Cornell va piloter un programme américain de quatre ans pour développer des robots capables d’effectuer plusieurs travaux dans les vergers. Le projet réunit neuf organisations et bénéficie d’une subvention de 7,5 millions de dollars du ministère américain de l’Agriculture.
L’université doit installer un Center of Excellence for Orchard Robotics au sein de son département d’ingénierie biologique et environnementale. L’objectif ne se limite pas à automatiser la récolte : les machines devront aussi pouvoir polliniser les fleurs, éclaircir les fruits, désherber entre les rangs et se déplacer de manière autonome.
Un robot pour plusieurs saisons
Le choix d’une plateforme polyvalente répond à une contrainte économique. Un robot très coûteux, utilisé seulement quelques semaines pour cueillir des pommes, serait difficile à rentabiliser.
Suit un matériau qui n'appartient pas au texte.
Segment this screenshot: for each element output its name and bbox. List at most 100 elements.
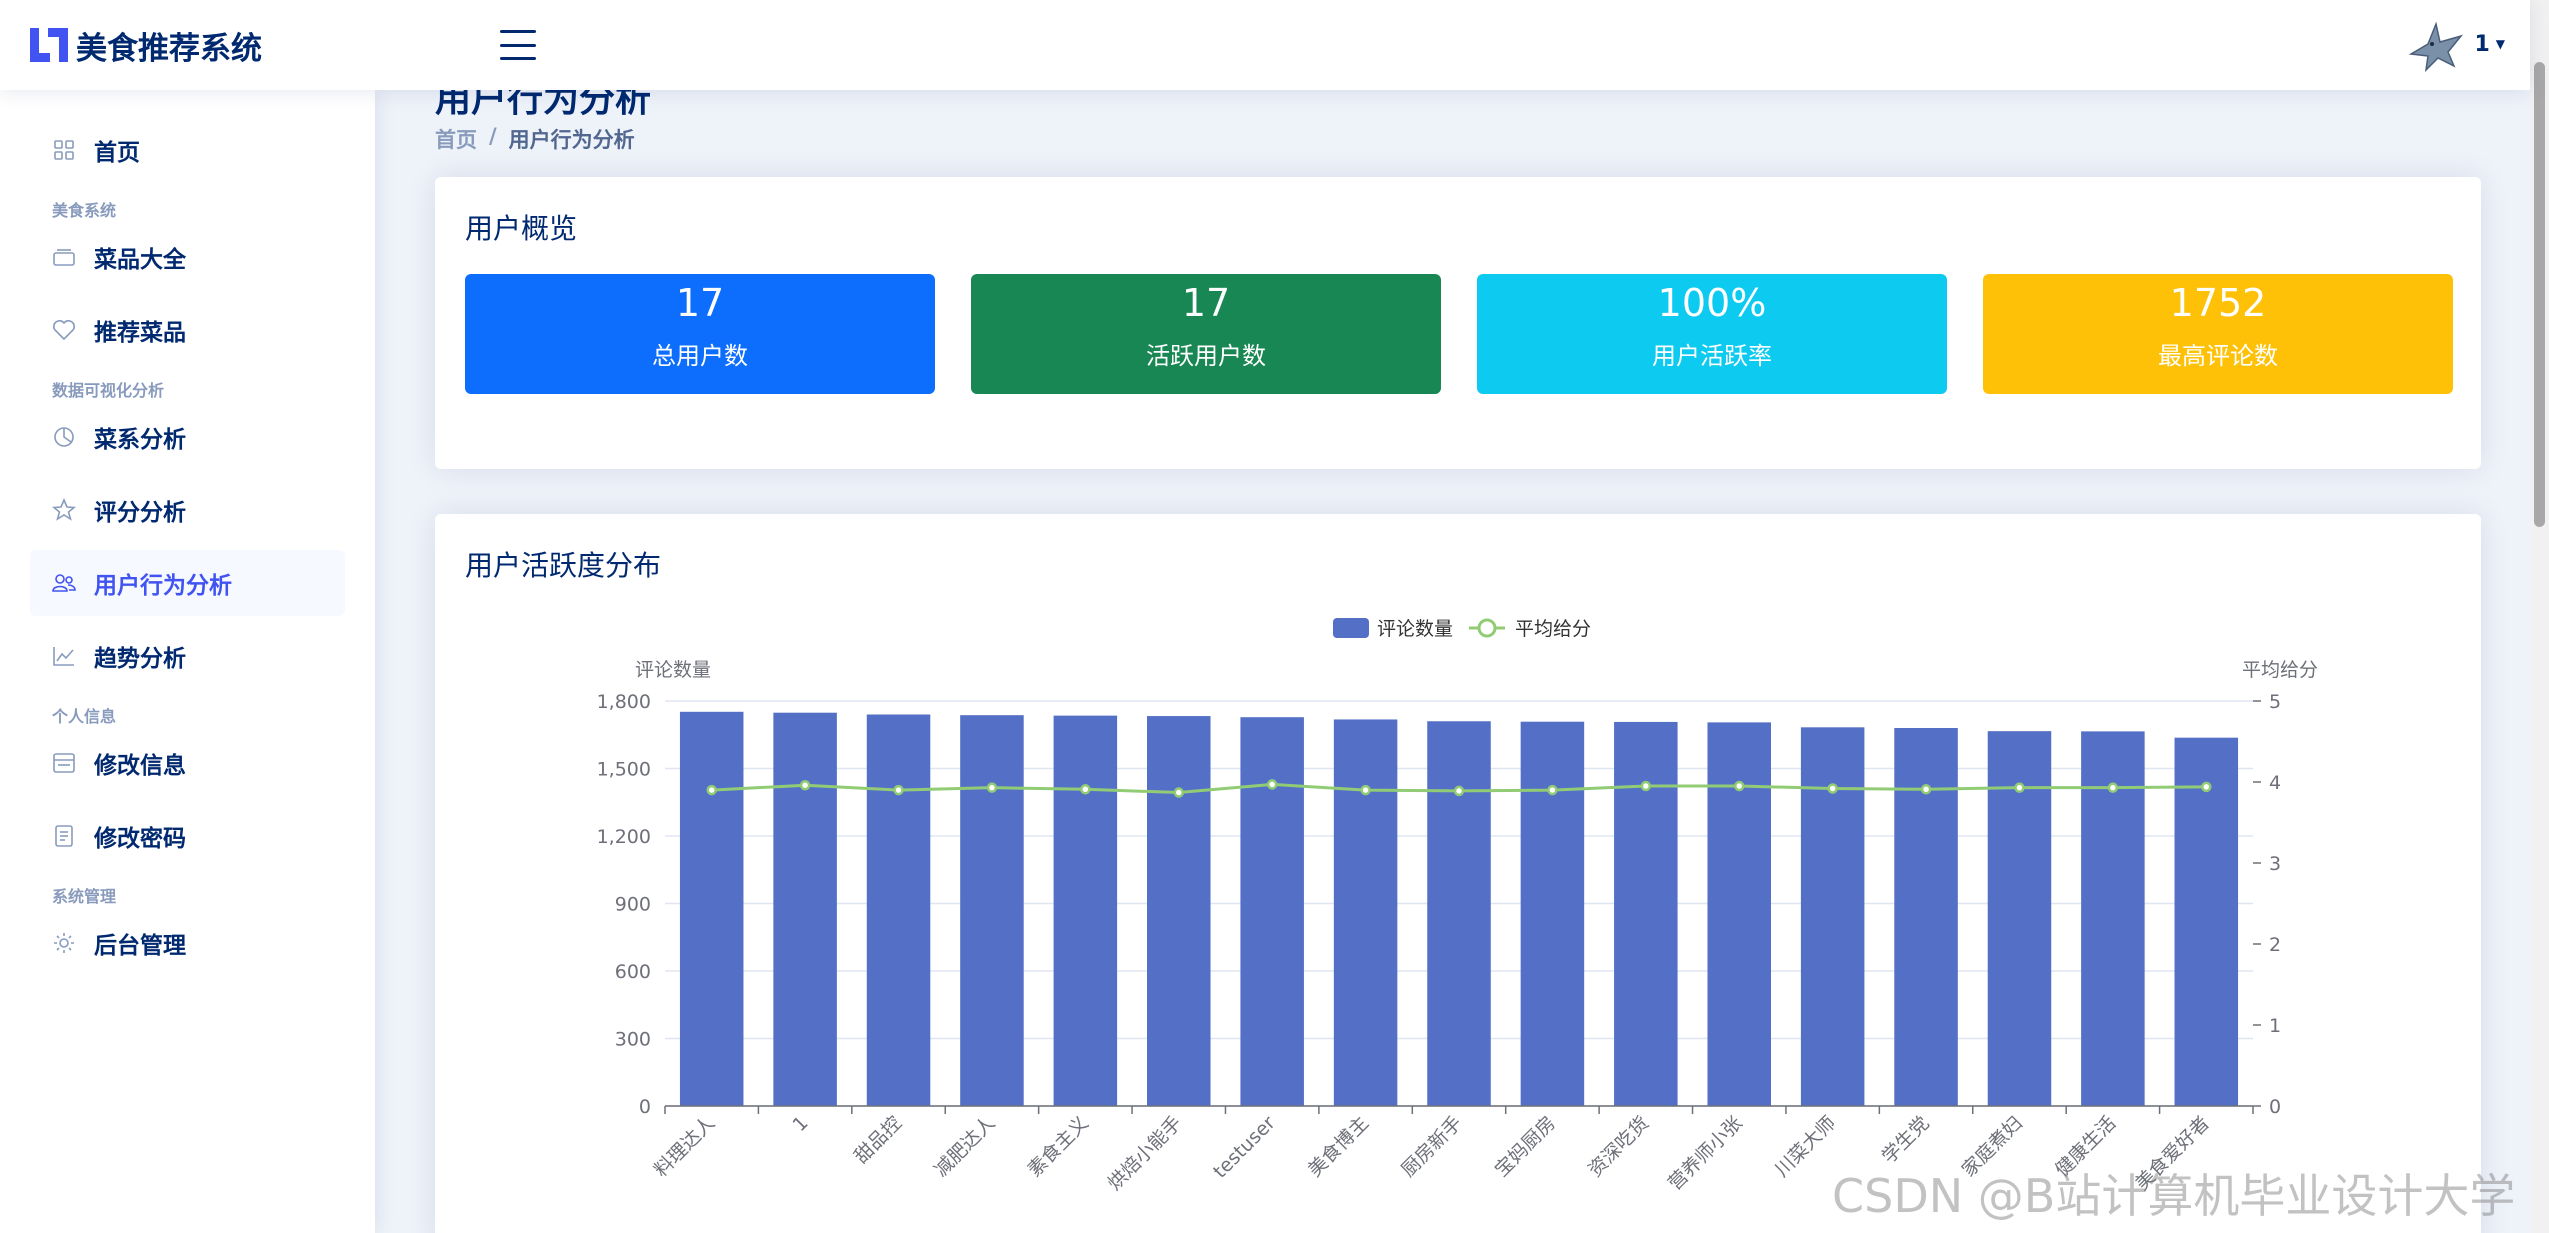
avg-score-point bbox=[2201, 781, 2212, 793]
x-tick-label: 川菜大师 bbox=[1771, 1112, 1840, 1181]
y-right-tick-label: 2 bbox=[2269, 934, 2281, 956]
bar bbox=[1707, 722, 1771, 1106]
stat-card: 1752 最高评论数 bbox=[1983, 274, 2453, 394]
x-tick-label: 宝妈厨房 bbox=[1491, 1112, 1560, 1181]
user-activity-card: 用户活跃度分布 0 300 600 900 1,200 1,500 1,800 0 1 2 3 4 5 评… bbox=[435, 514, 2481, 1233]
watermark: CSDN @B站计算机毕业设计大学 bbox=[1832, 1169, 2516, 1223]
sidebar-heading: 数据可视化分析 bbox=[52, 381, 165, 400]
legend-bar-swatch bbox=[1333, 618, 1369, 638]
y-tick-label: 1,800 bbox=[597, 691, 651, 713]
bar bbox=[1333, 719, 1398, 1106]
avg-score-point bbox=[1640, 780, 1652, 792]
bar bbox=[1053, 715, 1118, 1106]
sidebar-item[interactable]: 菜品大全 bbox=[30, 224, 345, 290]
breadcrumb-current: 用户行为分析 bbox=[508, 128, 635, 152]
document-icon bbox=[52, 824, 76, 848]
chevron-down-icon: ▼ bbox=[2495, 37, 2505, 51]
stat-label: 活跃用户数 bbox=[1146, 342, 1266, 370]
y-tick-label: 1,200 bbox=[597, 826, 651, 848]
y-right-tick-label: 3 bbox=[2269, 853, 2281, 875]
bar bbox=[679, 711, 744, 1106]
scrollbar-thumb[interactable] bbox=[2534, 62, 2545, 527]
avg-score-point bbox=[1360, 784, 1371, 796]
bar bbox=[1240, 717, 1304, 1106]
sidebar-item[interactable]: 菜系分析 bbox=[30, 404, 345, 470]
logo-icon bbox=[30, 26, 68, 64]
card-list-icon bbox=[52, 751, 76, 775]
sidebar-item[interactable]: 修改信息 bbox=[30, 730, 345, 796]
bar bbox=[1987, 731, 2052, 1106]
legend-line-label: 平均给分 bbox=[1515, 618, 1591, 640]
bar bbox=[773, 712, 837, 1106]
avg-score-point bbox=[2107, 782, 2119, 793]
y-tick-label: 1,500 bbox=[597, 759, 651, 781]
bar bbox=[866, 714, 931, 1106]
avg-score-point bbox=[1733, 780, 1745, 792]
y-right-tick-label: 5 bbox=[2269, 691, 2281, 713]
sidebar-item[interactable]: 后台管理 bbox=[30, 910, 345, 976]
x-tick-label: 烘焙小能手 bbox=[1104, 1112, 1187, 1195]
avg-score-point bbox=[706, 784, 717, 796]
sidebar-item[interactable]: 用户行为分析 bbox=[30, 550, 345, 616]
bar bbox=[1520, 721, 1585, 1106]
user-overview-title: 用户概览 bbox=[465, 212, 578, 245]
sidebar-item-label: 推荐菜品 bbox=[94, 320, 186, 346]
star-icon bbox=[52, 498, 76, 522]
avg-score-point bbox=[893, 784, 904, 796]
breadcrumb-separator: / bbox=[489, 124, 497, 148]
x-tick-label: 素食主义 bbox=[1024, 1112, 1093, 1181]
user-activity-title: 用户活跃度分布 bbox=[465, 549, 662, 582]
sidebar-toggle-icon[interactable] bbox=[500, 30, 536, 60]
layers-icon bbox=[52, 245, 76, 269]
stat-value: 17 bbox=[1181, 281, 1231, 325]
breadcrumb: 首页 / 用户行为分析 bbox=[435, 124, 635, 154]
sidebar-item[interactable]: 评分分析 bbox=[30, 477, 345, 543]
bar bbox=[1147, 716, 1211, 1106]
profile-name: 1 bbox=[2474, 31, 2490, 57]
sidebar-item-label: 修改信息 bbox=[94, 753, 186, 779]
sidebar-heading: 系统管理 bbox=[52, 887, 117, 906]
stat-label: 最高评论数 bbox=[2158, 342, 2278, 370]
sidebar-item-label: 用户行为分析 bbox=[94, 573, 232, 599]
x-tick-label: 营养师小张 bbox=[1664, 1112, 1747, 1195]
x-tick-label: 厨房新手 bbox=[1397, 1112, 1466, 1181]
grid-icon bbox=[52, 138, 76, 162]
avg-score-point bbox=[1827, 783, 1838, 794]
stat-value: 100% bbox=[1657, 281, 1767, 325]
user-overview-card: 用户概览 17 总用户数 17 活跃用户数 100% 用户活跃率 1752 最高评论数 bbox=[435, 177, 2481, 469]
x-tick-label: 减肥达人 bbox=[930, 1112, 999, 1181]
y-tick-label: 0 bbox=[639, 1096, 651, 1118]
bar bbox=[2081, 731, 2145, 1106]
sidebar-item-label: 修改密码 bbox=[94, 826, 186, 852]
profile-dropdown[interactable]: 1 ▼ bbox=[2406, 14, 2505, 74]
y-tick-label: 300 bbox=[615, 1029, 651, 1051]
stat-value: 17 bbox=[675, 281, 725, 325]
sidebar-item-label: 趋势分析 bbox=[94, 646, 186, 672]
avatar bbox=[2409, 21, 2464, 73]
y-right-tick-label: 4 bbox=[2269, 772, 2281, 794]
stat-value: 1752 bbox=[2169, 281, 2267, 325]
stat-label: 用户活跃率 bbox=[1652, 342, 1772, 370]
x-tick-label: 1 bbox=[789, 1112, 813, 1136]
sidebar-item[interactable]: 趋势分析 bbox=[30, 623, 345, 689]
avg-score-point bbox=[799, 779, 811, 791]
breadcrumb-home-link[interactable]: 首页 bbox=[435, 128, 477, 152]
bar bbox=[960, 715, 1024, 1106]
page-scrollbar[interactable] bbox=[2530, 0, 2549, 1233]
sidebar-item[interactable]: 修改密码 bbox=[30, 803, 345, 869]
heart-icon bbox=[52, 318, 76, 342]
sidebar-item[interactable]: 首页 bbox=[30, 117, 345, 183]
stat-card: 100% 用户活跃率 bbox=[1477, 274, 1947, 394]
legend-line-marker bbox=[1477, 618, 1497, 638]
gear-icon bbox=[52, 931, 76, 955]
sidebar-item-label: 评分分析 bbox=[94, 500, 186, 526]
legend-bar-label: 评论数量 bbox=[1377, 618, 1453, 640]
brand-logo[interactable]: 美食推荐系统 bbox=[30, 23, 460, 68]
avg-score-point bbox=[1266, 779, 1278, 790]
sidebar-heading: 个人信息 bbox=[52, 707, 117, 726]
y-tick-label: 900 bbox=[615, 894, 651, 916]
bar bbox=[1427, 721, 1491, 1106]
sidebar-item[interactable]: 推荐菜品 bbox=[30, 297, 345, 363]
line-chart-icon bbox=[52, 644, 76, 668]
Les partenaires veulent donc concevoir des systèmes capables d’intervenir toute l’année, de la taille hivernale à la récolte, en passant par la pollinisation et l’éclaircissage.
Le projet associe Cornell à Washington State University, Oregon State University, Pennsylvania State University, Michigan State University, Carnegie Mellon, Stanford et à l’entreprise israélienne Fresh Fruit Robotics. Des producteurs participent également aux travaux, dont Washington Fruit and Produce, qui exploite environ 10 000 acres de vergers de pommes et de cerises.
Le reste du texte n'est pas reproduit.